Creating an interdisciplinary framework to advance sustainable fisheries in Ghana

By Senia Febrica

Photo: James Bell

The One Ocean Hub held a workshop in Ghana from 26th-29th July 2022 to create an interdisciplinary analysis framework, building on the Hub research across different research programmes to achieve a ‘whole system’ perspective in understanding issues surrounding sustainable fisheries in Ghana. This blogpost provides an overview of the topics explored during the workshop.

Objectives and approach

The workshop was designed to:

  1. synthesise the Hub research and participant expert knowledge to promote interdisciplinary understanding towards sustainable fisheries.
  2. agree on a set of fishery management scenarios that will allow fish stocks to recover to sustainable levels, including:
    1. Clarity on what is a reasonable time frame for recovery of different stocks
    1. Determining the ‘solution space’ of possible scenarios that are consistent both with predicted stock trajectories and the socio-legislative context within Ghana.
  3. determine the considerations, and possible analysis approaches, of a socio-ecological impact assessment (SEIA):
    1. Combine the Hub expertise to collate a list of socio-ecological implications against different scenarios by changing the effort expended by a particular fleet.
    1. Use expert judgement to appropriately score each fleet against these implications, including consideration of any connections and potential interactive effects between each.
  4. agree on a strategy and workplan for finalising the SEIA and communicating the outputs to key stakeholders.

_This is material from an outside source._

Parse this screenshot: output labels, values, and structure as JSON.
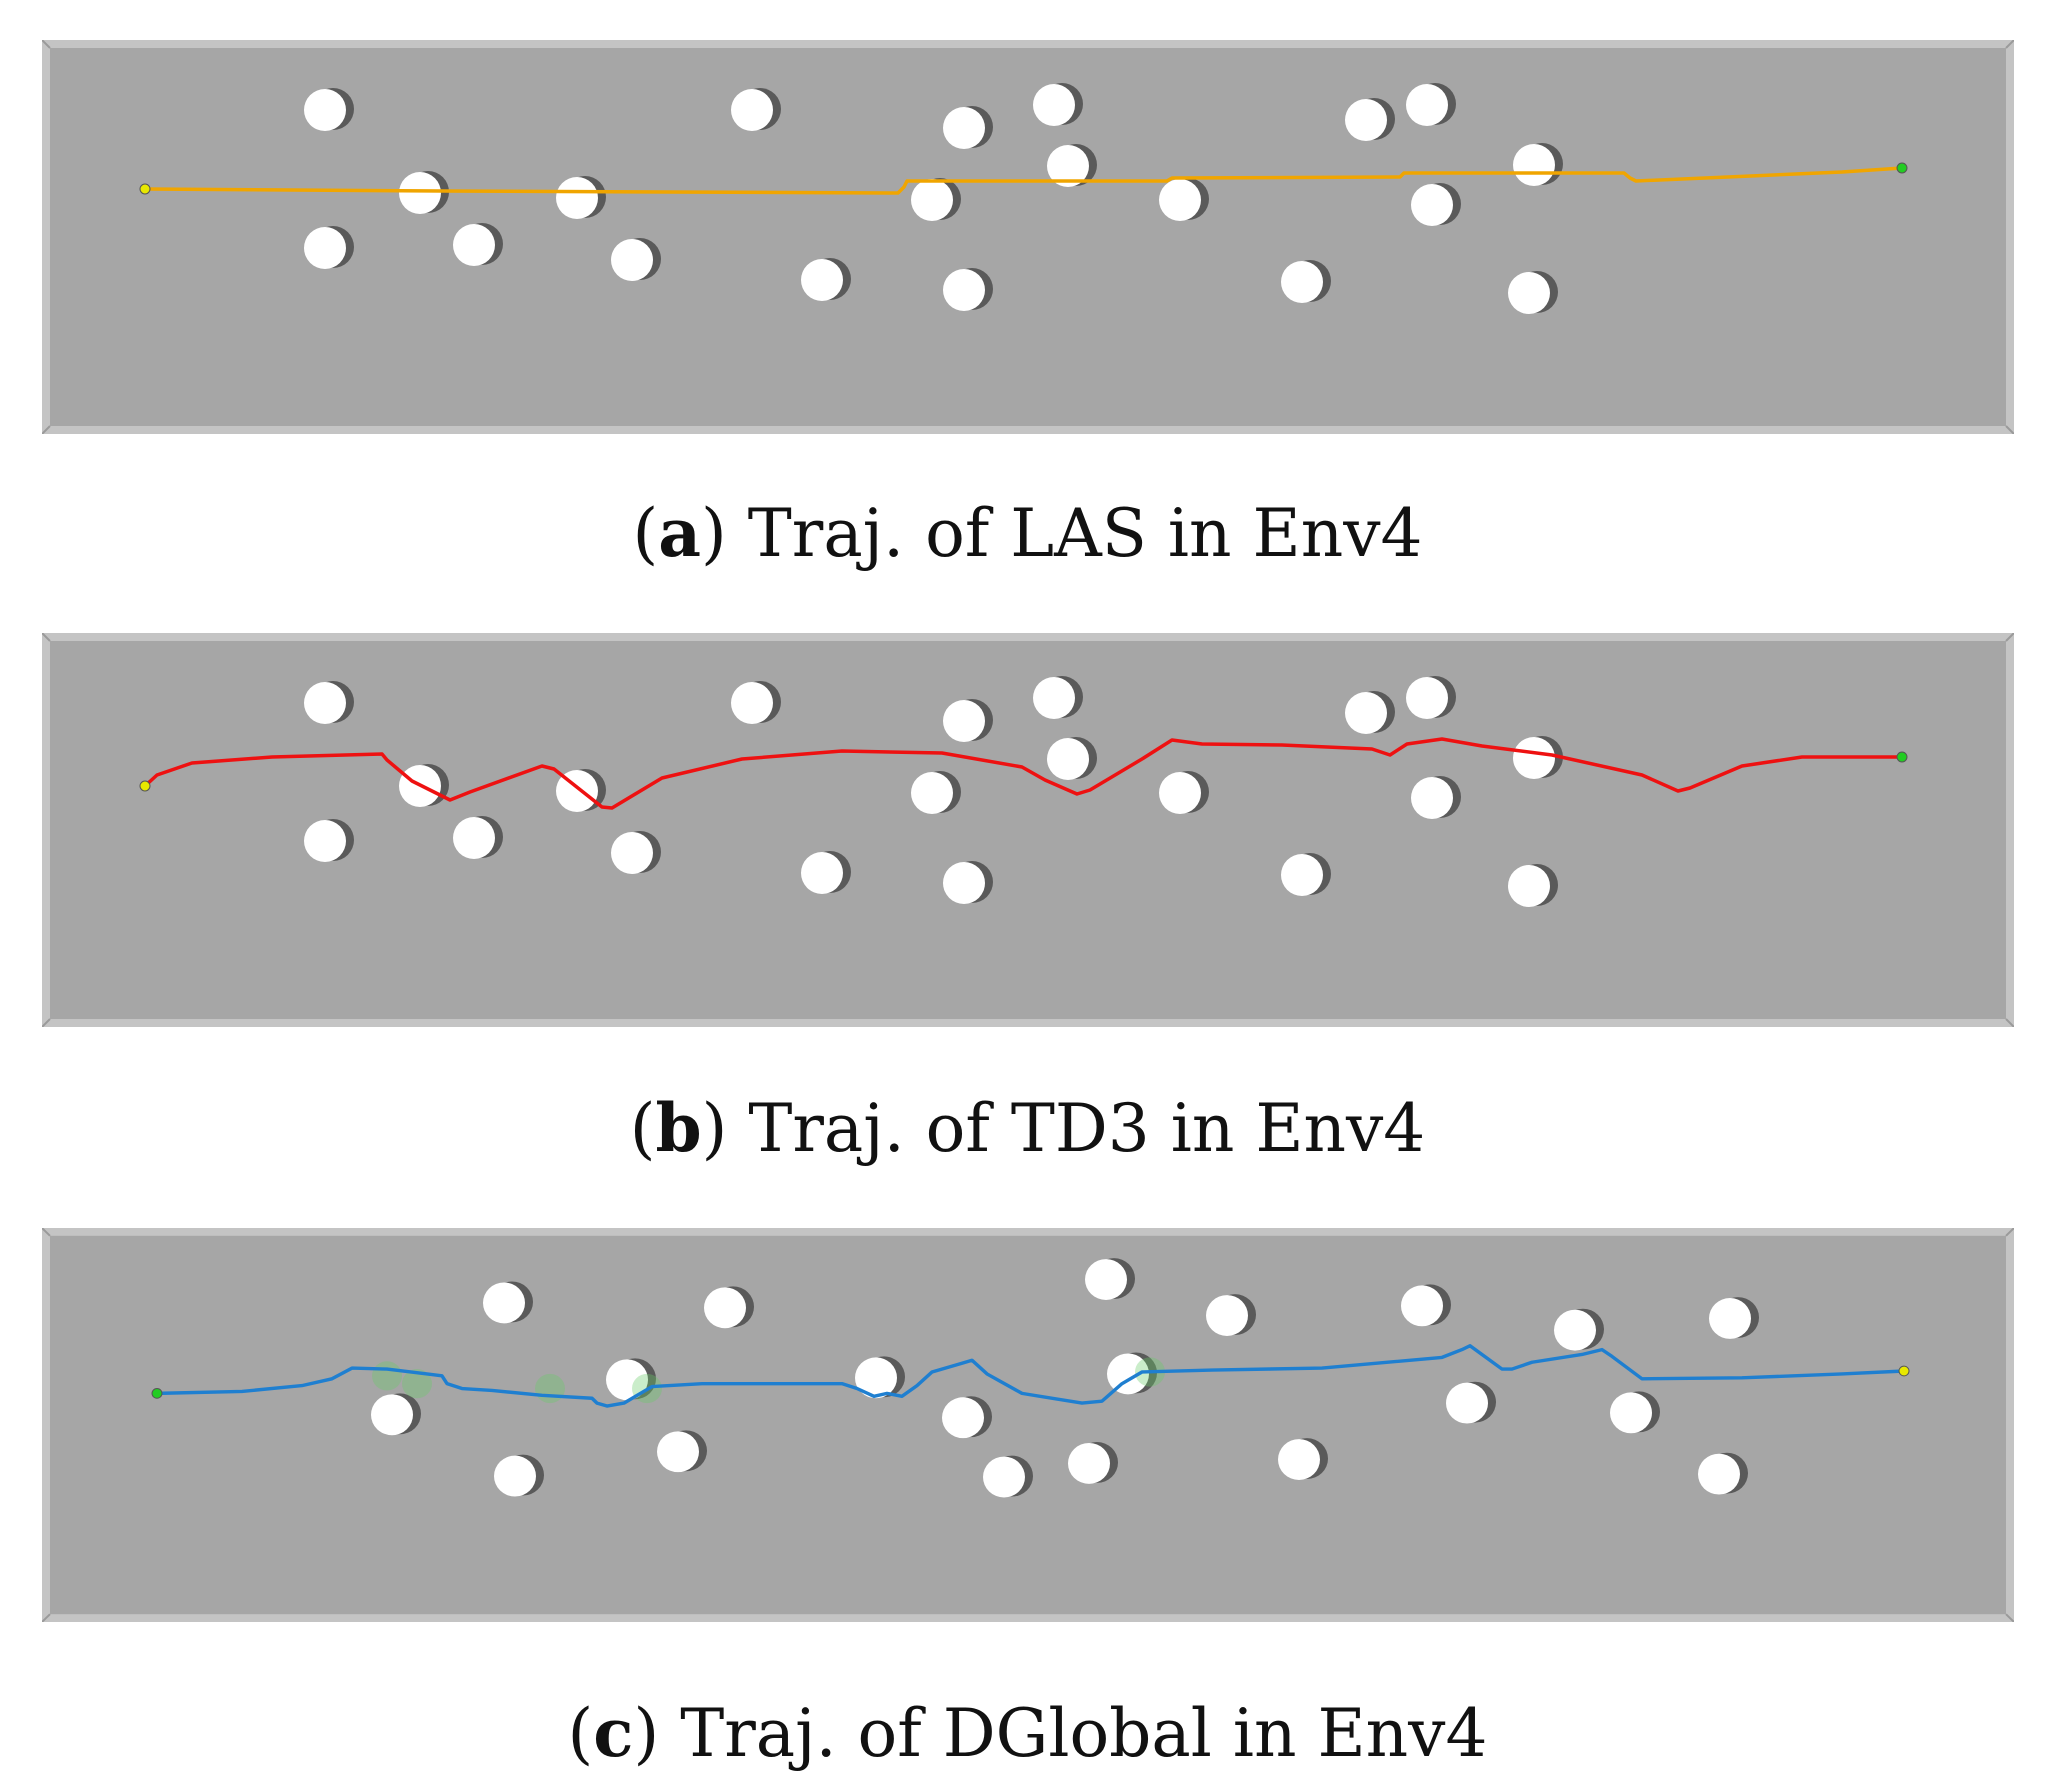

The workshop was chaired by Professor Benjamin Kofi Nyarko (University of Cape Coast, Ghana) and Dr James Bell (Cefas, UK). It combined presentations by Hub researchers sharing updates from their research to date, identify outstanding gaps, and more importantly to share findings and collect feedback from relevant stakeholders, including with site visits to a boat yard in Biriwa and the Elmina fishing community. In addition, key stakeholders involved in this workshop included representatives from academia, governmental agencies, including the Fisheries Commission (and associated Scientific and Technical Committees) and the Environmental Protection Agency and civil society groups, such as the Asasepa Foundation and Hen Mpoano.

Key themes

 A number of topics were explored during the workshop:

  • Dr Bolanle Erinosho (University of Cape Coast, Ghana) presented on the interface between customary and national law in Ghana
  • Dr Emmanuel Acheampong (University of Cape Coast, Ghana) presented on the climate and pollution sensitivity of plankton species
  • Dr Robin Cook (University of Strathclyde, UK) presented on a stock assessment of ten major commercial fish species;
  • Professor Michael Heath (University of Strathclyde, UK) presented on an end-to-end ecosystem model developed for the Ghana continental shelf;
  • Mr. Kenneth Amankwaa Boateng, Mr. Albert Nii Dodoo (graduate students), Dr John Windie Ansah and Dr Georgina Oduro (University of Cape Coast, Ghana) delivered a joint presentation on socio-cultural research with coastal communities, particularly on issues surrounding gender and ocean governance;
  • Prof. Wisdom Akpalu (Ghana Institute of Management and Public Administration, Ghana) presented on economic performance and enforcement challenges in Ghana fisheries sectors;
  • Dr Lisa McDonald (Glasgow School of Art, UK) presented an overview of the DEEP Fund projects sponsored in Ghana;
  • Dr Eric Otchere (University of Cape Coast, Ghana) offered a debut screening of his documentary exploring the cultural and historical significance of Ghanaian fisherfolk songs.

Professor Nunoo, a researcher at the University of Ghana and Board Chair of Ghana Fisheries Commission Scientific and Technical Committee, participated in the workshop and said he was impressed with the work of the Hub and explored opportunities to engage further and share data to enrich the analytical tools as well as facilitate opportunities to disseminate Hub findings to stakeholders at the Fisheries Commission.

Next steps

As next steps, workshop participants agreed to:

  • Collectively finalise the Social-Economic Impact Assessment interdisciplinary analysis framework developed during the workshop
  • build on connections established at the workshop, particularly with early-career researchers in Ghana, and expand researcher networks where possible;
  • investigate a wide range of formats to effectively engage different audiences in the research findings and new tools developed by the Hub; and
  • convene a workshop focused on climate change adaptation in 2023.